Terceiro — A rebelião ocorre contra D’us, mas atinge o homem. Samael mira o ser humano porque: Adão representa a imagem de D’us na terra. Adão recebeu autoridade sobre as criaturas. O homem, justo, possui poder maior que os anjos. Humilhar o homem era, para Samael, atacar o próprio plano divino.
Conclusão
Assim, fica claro e evidente que, no pensamento do judaísmo antigo, especialmente na obra Pirkei deRabbi Eliezer, o Satan não é uma força abstrata, nem um símbolo psicológico, nem uma metáfora literária. Ele possui nome, identidade, intenção e autonomia moral. O texto o chama diretamente de Samael, apresenta sua hierarquia celestial, descreve sua inveja contra o ser humano, sua rebelião contra o Eterno e sua atuação ativa na sedução da serpente. Ou seja: o Satan, no judaísmo antigo, é sim um ser pessoal e rebelde, com vontade própria, plenamente envolvido na tentação do Éden e no conflito espiritual com a humanidade. Isso não é invenção do cristianismo; ao contrário, é material profundamente enraizado nas tradições midráshicas e na Torá Oral preservada pelos Tanaim.
A verdade é que muitos “rabinos de internet” tentam esconder ou minimizar esses fatos, porque querem desvalorizar a Brit Ha’dashá e, por consequência, deslegitimar Yeshua como o Mashiach.
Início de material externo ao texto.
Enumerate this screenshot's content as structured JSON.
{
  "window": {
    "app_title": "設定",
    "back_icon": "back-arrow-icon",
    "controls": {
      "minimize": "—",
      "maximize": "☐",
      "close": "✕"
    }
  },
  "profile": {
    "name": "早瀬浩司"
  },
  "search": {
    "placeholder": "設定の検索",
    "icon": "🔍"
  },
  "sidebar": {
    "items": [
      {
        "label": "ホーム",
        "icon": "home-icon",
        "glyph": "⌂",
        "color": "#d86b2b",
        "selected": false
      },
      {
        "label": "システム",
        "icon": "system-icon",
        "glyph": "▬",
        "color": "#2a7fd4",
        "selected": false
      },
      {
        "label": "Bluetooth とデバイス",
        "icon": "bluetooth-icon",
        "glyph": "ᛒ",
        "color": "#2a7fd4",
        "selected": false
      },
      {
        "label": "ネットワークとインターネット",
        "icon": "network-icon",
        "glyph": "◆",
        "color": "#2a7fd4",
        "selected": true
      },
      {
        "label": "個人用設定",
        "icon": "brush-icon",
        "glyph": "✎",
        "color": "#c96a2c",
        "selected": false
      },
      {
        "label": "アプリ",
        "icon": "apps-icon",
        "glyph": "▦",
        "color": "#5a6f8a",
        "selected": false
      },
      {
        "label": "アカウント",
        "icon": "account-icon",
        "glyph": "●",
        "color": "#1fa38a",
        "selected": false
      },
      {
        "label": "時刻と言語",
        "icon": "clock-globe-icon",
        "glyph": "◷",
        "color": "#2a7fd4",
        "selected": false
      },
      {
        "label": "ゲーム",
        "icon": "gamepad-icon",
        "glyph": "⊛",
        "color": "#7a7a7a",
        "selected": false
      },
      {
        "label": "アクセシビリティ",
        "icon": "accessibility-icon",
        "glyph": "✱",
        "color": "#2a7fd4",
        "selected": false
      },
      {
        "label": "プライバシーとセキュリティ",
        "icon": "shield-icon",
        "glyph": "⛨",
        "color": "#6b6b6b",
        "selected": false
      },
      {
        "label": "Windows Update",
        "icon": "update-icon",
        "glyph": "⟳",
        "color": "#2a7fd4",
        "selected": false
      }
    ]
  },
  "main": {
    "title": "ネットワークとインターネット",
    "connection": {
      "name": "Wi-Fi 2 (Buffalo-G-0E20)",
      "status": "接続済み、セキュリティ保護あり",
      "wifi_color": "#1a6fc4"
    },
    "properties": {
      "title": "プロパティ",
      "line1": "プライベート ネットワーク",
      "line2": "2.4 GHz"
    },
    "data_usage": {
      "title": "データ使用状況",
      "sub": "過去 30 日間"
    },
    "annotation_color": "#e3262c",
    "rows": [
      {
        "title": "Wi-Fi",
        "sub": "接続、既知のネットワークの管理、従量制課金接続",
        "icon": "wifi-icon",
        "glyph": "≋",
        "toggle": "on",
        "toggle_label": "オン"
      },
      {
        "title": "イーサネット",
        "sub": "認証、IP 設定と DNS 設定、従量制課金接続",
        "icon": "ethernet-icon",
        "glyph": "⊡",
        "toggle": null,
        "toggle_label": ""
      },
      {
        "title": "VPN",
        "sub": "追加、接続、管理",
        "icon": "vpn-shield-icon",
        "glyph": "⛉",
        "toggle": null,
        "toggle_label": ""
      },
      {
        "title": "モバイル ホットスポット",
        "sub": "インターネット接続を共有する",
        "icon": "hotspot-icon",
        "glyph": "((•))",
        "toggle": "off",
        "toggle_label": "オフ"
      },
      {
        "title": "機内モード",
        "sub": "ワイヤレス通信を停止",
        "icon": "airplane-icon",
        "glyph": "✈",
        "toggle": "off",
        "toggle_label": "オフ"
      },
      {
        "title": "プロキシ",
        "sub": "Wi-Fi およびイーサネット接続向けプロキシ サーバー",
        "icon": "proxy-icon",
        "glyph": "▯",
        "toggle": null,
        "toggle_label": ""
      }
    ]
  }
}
Para isso, precisam negar tudo o que o judaísmo antigo ensinava sobre Satan como ser pessoal — porque as descrições do Novo Testamento se encaixam perfeitamente na mesma tradição midráshica que encontramos em obras como o Pirkei deRabbi Eliezer. Mas a literatura judaica clássica é clara: Samael é real, pessoal, maligno e rebelde. E o conflito entre as forças espirituais e o propósito de D’us na humanidade não começou no cristianismo — ele está presente desde os primeiros mestres de Israel, muito antes.